Avec un habit noir on est vêtu, on est dispensé de suivre les modes, et d'avoir des habits de couleur : on est sensé être en deuil ; et quoique ce deuil soit éternel, on passe partout avec cet habillement. Il annonce, il est vrai, peu d'aisance ; et par-là même il est affecté aux solliciteurs, aux officiers réformés, aux rentiers sans accroissement, aux auteurs, etc. Ceux-ci le portent quelquefois pour intéresser en leur faveur, se faire remarquer, et demander des pensions. Ce stratagème a réussi à quelques-uns : il serait très incivil d'en faire tout haut la remarque. Les deuils de cour, qui surviennent assez fréquemment, épargnent de l'argent aux bons parisiens : ces deuils mettent dans la société le plus grand nombre fort à son aise ; et l'on dirait alors que les fortunes sont égales. La chute des têtes couronnées n'est donc pas désagréable à Paris.

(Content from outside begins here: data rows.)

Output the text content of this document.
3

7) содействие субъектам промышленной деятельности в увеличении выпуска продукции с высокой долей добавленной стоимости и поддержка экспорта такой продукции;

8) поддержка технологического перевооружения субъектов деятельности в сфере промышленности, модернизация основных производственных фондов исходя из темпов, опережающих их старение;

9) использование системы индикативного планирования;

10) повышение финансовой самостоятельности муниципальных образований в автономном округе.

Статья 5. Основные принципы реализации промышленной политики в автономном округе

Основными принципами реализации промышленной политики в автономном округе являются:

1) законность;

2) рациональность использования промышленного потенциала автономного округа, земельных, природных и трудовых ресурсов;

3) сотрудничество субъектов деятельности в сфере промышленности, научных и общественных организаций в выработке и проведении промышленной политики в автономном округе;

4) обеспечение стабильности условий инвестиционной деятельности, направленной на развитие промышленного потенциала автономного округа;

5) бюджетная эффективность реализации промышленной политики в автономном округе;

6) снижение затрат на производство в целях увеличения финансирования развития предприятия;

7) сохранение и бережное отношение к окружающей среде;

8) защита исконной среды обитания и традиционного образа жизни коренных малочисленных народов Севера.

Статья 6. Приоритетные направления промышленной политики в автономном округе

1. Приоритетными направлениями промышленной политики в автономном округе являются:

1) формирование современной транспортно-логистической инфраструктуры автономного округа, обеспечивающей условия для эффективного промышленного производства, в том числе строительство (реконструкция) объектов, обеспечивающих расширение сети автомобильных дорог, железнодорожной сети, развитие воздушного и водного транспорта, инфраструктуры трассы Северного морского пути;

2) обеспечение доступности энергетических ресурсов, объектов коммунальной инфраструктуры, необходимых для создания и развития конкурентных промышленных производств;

Ces morts-là arrangent tout le monde ; car l'habit noir s'accorde merveilleusement avec les boues, l'intempérie des saisons, l'économie, et la répugnance à faire une longue toilette. J'hérite de tel roi, s'écriait un poète de ma connaissance. – comment ? – comment ! Il m'en eût coûté ce printemps, pour un habit, vingt pistoles que je remets en poche ; et je porterai volontiers le deuil de sa majesté bienfaisante. Il est assez plaisant de voir un bijoutier porter le deuil d'une tête couronnée, dont il estropie le nom ; mais l'usage a prévalu, et ce n'est plus un ridicule pour les classes les plus humbles de la société. Lorsque le petit deuil arrive, ceux qui ne sont pas riches, ou qui ne savent pas se mettre, trahissent leur état ; et les gens du monde reparaissent brillants, et se moquent de l'indigence, qui ne sait que se mettre tout en noir des pieds à la tête. Le coup d'œil le plus brillant au spectacle, est dans ces jours de petit deuil : c'est alors que les femmes et leurs diamants paraissent dans tout leur éclat.

Les aigrefins.
Des jeunes gens qui arrivent des bords de la Garonne, des fils de tailleurs, d'aubergistes, etc. prennent un nom aux barrières, arborent le plumet, se qualifient gentilshommes, et avec un peu d'esprit et beaucoup de front, mentent aux bons parisiens de la manière la plus hardie : ils prennent à crédit de tous côtés, en attendant les revenus de leurs terres. Le marchand à Paris aime mieux perdre que de ne point se défaire de sa marchandise. On laisse ces jeunes gens prendre le nom de chevaliers, de comtes, de marquis, etc. Ces marquis, ces comtes, ces chevaliers sont en chambres garnies : tant qu'ils ne sont que fats et avantageux, qu'ils se contentent de mettre à contribution quelques femmes extravagantes, quelques vieilles douairières, la police ne s'en inquiète pas, on les tolère encore ; mais à la moindre friponnerie, on les démarquise au château de Bicêtre. Le moindre gentilhomme se qualifie, dans le plus petit contrat, de haut et puissant seigneur : le garde note écrit tout ce qu'on lui dicte ; de là l'incroyable facilité de se donner des noms et des titres usurpés.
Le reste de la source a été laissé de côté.